By the time high school rolled around, Militello had to decide what sport he wanted to focus on more. He took the time comparing pros and cons. Eventually, he decided baseball would be more suited for his future. After pitching three consecutive no-hitters as a senior,  tying the state record, Militello caught the eye of many college recruiters including USF, Oklahoma State and UT. While a tough decision, Militello ultimately chose UT after consulting with high school friend and eventual New York Yankee: Tino Martinez.

“Tino Martinez’s father Rene was a big influence with my decision coming to UT. Tino and I played in high school together. I remembered having conversations with Rene about why Tino chose UT. I figured if UT was good enough for Tino Martinez, then it was good enough for me,” Militello said.

Militello’s career at UT was nothing short of memorable. He owns UT’s single-season school records for victories (15), strikeouts (182), and innings pitched (143), and the school career record for strikeouts (340). He is also one of three Spartans to have their number retired.

Entering Militello’s junior year of college, he began to realize that playing professionally was in reach but he didn’t know how close. He got invited to play in the Cape Cod summer league, which is known for having the top prospects in college baseball. During that time he was also selected to represent Team USA in the games held in Taiwan. Both of these things strengthened his hopes of being drafted.

“Draft day was overwhelming, not knowing what to expect and wondering who was going to select you. When that phone rang and the Yankees’ scout was on the other end, it’s something I will never forget,” Militello said.

Militello made his major league debut in July 1992 against the New York Yankees’ biggest rivals, the Boston Red Sox. He pitched a 6-0 shutout going seven innings and striking out five.

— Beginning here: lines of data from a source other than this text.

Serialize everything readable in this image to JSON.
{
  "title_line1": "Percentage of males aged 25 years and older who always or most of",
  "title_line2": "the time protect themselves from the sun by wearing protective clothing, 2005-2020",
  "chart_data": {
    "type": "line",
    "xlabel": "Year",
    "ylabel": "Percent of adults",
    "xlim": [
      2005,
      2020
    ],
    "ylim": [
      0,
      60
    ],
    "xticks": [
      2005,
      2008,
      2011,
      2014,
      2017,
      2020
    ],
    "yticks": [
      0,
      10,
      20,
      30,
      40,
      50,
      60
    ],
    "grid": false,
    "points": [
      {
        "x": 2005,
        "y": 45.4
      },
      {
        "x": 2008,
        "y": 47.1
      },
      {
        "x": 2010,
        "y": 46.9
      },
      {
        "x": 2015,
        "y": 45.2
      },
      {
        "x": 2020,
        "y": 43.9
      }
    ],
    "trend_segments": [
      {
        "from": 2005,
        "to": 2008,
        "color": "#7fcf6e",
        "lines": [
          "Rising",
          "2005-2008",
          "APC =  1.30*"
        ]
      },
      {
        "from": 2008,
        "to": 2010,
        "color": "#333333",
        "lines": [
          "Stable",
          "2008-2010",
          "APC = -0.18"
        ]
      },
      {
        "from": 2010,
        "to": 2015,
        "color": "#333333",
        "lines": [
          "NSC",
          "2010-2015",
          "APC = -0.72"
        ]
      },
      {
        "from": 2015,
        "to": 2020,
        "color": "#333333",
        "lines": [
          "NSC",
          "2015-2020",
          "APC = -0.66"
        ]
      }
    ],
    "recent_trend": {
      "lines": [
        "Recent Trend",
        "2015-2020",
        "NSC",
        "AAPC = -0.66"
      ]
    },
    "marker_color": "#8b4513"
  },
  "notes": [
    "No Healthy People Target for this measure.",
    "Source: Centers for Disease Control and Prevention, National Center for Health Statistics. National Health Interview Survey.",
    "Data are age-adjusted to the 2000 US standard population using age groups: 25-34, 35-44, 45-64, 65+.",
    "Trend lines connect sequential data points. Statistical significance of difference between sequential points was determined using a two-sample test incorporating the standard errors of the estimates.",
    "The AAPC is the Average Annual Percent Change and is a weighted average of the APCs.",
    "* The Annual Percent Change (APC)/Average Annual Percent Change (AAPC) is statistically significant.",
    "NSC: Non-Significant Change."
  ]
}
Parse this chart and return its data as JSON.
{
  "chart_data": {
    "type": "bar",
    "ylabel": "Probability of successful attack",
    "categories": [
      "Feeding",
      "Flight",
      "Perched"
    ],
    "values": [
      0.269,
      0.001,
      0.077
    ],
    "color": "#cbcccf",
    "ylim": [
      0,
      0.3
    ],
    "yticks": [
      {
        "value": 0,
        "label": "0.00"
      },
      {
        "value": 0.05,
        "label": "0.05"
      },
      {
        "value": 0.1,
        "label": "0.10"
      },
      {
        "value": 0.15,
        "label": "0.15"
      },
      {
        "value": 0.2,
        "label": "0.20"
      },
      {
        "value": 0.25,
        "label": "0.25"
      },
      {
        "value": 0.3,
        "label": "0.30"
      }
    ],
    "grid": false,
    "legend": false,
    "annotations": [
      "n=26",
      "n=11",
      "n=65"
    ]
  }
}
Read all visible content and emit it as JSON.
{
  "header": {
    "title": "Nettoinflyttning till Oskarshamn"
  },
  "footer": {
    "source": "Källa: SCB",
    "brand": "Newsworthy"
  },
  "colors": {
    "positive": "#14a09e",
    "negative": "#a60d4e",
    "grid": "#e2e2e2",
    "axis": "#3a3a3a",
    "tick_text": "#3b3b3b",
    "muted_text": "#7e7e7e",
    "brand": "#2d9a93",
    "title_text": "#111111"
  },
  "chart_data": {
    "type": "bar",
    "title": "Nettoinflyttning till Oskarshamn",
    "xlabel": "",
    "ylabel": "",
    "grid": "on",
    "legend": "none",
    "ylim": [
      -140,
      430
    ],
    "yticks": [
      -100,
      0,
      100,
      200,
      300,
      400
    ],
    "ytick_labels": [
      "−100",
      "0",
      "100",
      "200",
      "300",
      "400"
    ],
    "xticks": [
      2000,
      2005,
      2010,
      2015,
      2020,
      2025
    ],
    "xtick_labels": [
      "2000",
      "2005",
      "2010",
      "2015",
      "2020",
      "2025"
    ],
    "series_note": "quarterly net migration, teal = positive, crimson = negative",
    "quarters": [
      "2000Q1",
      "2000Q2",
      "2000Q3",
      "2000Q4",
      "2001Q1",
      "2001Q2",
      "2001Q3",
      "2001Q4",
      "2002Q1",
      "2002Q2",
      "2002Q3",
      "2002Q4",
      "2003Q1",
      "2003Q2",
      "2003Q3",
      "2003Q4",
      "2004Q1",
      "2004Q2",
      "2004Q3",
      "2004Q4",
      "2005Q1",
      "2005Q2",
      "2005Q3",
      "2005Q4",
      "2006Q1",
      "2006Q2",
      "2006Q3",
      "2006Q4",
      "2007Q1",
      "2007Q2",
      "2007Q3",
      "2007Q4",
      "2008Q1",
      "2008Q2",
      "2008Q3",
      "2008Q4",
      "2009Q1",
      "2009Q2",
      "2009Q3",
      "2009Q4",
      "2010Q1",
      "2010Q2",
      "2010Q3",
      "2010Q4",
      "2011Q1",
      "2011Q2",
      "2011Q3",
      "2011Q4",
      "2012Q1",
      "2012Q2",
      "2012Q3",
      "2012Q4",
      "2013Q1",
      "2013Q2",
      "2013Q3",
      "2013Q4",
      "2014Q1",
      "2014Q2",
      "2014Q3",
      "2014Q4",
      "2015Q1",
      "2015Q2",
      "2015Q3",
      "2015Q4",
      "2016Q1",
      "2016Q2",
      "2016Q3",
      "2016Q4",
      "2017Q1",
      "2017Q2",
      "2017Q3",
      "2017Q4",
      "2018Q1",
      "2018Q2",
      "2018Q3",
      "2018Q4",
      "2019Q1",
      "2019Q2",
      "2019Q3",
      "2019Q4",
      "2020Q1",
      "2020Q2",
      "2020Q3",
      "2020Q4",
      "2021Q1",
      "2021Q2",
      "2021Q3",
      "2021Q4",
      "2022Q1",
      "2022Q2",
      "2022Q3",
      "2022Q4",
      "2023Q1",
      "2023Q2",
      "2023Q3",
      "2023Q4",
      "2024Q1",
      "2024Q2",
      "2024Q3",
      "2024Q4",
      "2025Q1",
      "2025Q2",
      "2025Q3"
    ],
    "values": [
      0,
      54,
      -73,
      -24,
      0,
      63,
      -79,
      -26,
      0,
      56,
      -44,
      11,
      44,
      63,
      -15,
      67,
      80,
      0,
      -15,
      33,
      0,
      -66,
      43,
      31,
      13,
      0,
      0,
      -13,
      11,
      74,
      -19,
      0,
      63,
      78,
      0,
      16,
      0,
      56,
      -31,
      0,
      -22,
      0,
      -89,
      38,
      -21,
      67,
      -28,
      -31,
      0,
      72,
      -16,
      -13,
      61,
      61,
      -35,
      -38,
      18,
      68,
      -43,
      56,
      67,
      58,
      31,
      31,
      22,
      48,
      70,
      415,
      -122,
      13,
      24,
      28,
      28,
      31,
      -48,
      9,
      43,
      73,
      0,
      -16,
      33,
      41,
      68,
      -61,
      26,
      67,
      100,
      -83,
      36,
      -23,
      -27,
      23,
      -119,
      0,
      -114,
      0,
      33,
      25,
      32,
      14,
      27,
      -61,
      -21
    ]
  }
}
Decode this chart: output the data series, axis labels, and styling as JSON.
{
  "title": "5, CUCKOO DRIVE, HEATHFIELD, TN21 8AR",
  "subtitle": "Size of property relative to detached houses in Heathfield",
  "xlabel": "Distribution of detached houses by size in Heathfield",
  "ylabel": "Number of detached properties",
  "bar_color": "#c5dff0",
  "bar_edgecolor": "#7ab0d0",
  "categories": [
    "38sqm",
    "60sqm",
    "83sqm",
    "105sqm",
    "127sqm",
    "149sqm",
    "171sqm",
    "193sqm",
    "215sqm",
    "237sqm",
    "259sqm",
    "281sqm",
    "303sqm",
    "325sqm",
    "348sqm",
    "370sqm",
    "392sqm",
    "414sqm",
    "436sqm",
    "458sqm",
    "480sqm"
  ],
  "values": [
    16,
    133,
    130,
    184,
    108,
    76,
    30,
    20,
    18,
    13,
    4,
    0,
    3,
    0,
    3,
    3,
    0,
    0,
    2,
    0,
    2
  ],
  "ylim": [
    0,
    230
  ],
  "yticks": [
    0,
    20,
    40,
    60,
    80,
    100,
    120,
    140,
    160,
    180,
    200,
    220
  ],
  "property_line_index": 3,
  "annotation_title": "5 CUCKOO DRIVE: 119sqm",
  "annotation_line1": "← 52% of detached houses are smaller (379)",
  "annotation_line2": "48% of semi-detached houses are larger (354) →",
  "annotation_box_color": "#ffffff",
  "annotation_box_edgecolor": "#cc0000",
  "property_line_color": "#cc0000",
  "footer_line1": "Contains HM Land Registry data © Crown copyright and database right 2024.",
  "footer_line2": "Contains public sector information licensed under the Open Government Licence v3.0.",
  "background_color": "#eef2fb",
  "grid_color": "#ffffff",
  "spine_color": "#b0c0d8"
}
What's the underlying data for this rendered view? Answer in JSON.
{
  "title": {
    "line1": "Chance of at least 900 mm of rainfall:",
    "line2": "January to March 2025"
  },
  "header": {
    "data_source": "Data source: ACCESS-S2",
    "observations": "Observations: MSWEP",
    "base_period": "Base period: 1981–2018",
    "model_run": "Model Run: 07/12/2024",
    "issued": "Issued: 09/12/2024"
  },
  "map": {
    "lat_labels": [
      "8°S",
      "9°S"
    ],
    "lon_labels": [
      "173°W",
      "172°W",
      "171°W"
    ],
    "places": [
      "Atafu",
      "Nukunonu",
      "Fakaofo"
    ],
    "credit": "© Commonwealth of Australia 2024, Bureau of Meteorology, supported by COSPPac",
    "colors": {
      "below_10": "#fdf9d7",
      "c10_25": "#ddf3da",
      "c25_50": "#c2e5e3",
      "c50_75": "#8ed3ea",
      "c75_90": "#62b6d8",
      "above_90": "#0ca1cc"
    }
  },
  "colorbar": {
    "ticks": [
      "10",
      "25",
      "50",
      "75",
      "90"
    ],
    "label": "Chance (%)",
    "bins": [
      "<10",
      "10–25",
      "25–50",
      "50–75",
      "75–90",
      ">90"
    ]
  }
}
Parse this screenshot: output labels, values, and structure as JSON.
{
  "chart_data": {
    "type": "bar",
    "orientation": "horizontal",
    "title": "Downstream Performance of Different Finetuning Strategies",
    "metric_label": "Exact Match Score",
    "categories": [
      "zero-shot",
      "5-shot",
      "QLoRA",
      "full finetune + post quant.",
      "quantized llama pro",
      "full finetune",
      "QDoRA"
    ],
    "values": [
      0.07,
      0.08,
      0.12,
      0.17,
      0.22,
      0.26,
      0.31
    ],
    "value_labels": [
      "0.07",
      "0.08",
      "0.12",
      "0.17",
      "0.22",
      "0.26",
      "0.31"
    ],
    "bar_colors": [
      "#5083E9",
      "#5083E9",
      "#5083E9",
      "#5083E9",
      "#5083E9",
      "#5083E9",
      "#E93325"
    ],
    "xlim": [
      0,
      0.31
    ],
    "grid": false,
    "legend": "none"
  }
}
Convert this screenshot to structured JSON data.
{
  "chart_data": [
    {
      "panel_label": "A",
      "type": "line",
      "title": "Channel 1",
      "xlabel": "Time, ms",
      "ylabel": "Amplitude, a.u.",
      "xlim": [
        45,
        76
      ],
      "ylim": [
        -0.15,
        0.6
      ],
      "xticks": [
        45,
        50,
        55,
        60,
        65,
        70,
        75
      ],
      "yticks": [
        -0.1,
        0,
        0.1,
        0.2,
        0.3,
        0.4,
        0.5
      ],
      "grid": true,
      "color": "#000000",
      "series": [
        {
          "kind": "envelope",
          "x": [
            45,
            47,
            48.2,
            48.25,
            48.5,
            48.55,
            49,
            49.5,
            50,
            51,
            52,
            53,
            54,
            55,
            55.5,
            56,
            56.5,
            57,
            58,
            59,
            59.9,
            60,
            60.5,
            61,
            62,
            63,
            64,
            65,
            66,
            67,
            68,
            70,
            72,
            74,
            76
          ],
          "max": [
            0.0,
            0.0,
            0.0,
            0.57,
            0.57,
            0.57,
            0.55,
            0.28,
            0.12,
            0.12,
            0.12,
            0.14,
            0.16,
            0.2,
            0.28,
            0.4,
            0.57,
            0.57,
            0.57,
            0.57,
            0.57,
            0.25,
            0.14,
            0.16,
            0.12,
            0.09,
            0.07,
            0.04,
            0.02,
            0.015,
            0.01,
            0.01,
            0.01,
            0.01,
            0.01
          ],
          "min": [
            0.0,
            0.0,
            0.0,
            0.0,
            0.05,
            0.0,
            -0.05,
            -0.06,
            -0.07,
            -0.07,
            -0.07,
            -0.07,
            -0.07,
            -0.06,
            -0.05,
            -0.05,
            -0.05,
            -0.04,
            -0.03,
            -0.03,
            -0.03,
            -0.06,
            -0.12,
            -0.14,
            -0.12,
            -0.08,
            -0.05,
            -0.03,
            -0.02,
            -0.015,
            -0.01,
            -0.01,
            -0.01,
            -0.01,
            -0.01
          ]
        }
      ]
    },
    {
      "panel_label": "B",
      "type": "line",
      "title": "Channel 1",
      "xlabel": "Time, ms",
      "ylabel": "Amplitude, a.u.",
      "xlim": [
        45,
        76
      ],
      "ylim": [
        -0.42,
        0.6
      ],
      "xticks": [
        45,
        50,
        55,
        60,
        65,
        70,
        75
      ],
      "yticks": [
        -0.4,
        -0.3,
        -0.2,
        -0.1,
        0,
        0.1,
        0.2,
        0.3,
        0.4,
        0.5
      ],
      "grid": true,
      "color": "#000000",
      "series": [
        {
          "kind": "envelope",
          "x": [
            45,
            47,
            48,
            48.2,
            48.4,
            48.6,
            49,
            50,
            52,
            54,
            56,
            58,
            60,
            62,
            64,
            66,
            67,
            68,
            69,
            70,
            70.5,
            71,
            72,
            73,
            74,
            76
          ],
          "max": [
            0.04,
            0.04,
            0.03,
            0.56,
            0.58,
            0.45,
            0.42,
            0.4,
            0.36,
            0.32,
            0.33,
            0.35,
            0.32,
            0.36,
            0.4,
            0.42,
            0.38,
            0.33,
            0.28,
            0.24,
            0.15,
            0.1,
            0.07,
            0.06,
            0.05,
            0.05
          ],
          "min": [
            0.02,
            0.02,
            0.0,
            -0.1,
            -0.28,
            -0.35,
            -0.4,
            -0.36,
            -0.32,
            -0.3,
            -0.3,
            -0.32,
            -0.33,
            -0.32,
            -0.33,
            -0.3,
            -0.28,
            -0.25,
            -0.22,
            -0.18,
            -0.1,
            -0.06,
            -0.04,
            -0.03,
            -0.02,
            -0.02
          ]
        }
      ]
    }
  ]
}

“It was such a satisfying feeling knowing that all the hours of hard work and sacrifices I had made finally paid off and I had reached the pinnacle of my sport. I will never forget that,” Militello said.

Militello retired from playing and joined the Indians organization as a pitching coach. After, he received a phone call from UT’s head baseball coach at the time, Terry Rupp, who offered him a position on the staff. Since, Militello has served as the top assistant for coach Joe Urso his entire career at UT, specializing as a pitching coach.

“Playing under coach Militello is great,” junior pitcher Christopher Williams said. “He’s helped me out so much from the pitching side and the mental side of the game. He’s easygoing and really guides you on how to get things done. He shows you the right way, not the easy way.”

Shortly after Militello accepted the position, now head coach Joe Urso was hired to take over the team. It was a match made in heaven as the two reunited after playing baseball at UT together back in college.

“This place is home for me and coach Urso. We take a lot of pride in putting a team on the field each year that has a chance to win a national championship,” Militello said. “And now you include Jose Jimenez who played for us. The three of us bleed Spartan red and you won’t find anyone else who has more pride for their school than we do.”

It goes without saying that every pitcher who comes to UT is expected to compete at the highest level. Militello’s job is to give them the resources to go out on the field and do that.

“[Coach Militello] was a big part of my decision to come to UT. I haven’t had a pitching coach in a while and knowing how well he has done in his career made it an easy choice,” Williams said.

For Militello and his players, being a part of the Spartan program means everything. He’s from here, played here, and now coached here. It’s all he’s ever known.

“He challenges us to be great and I can speak on behalf of our pitching staff [that] we like the challenge,” Williams said.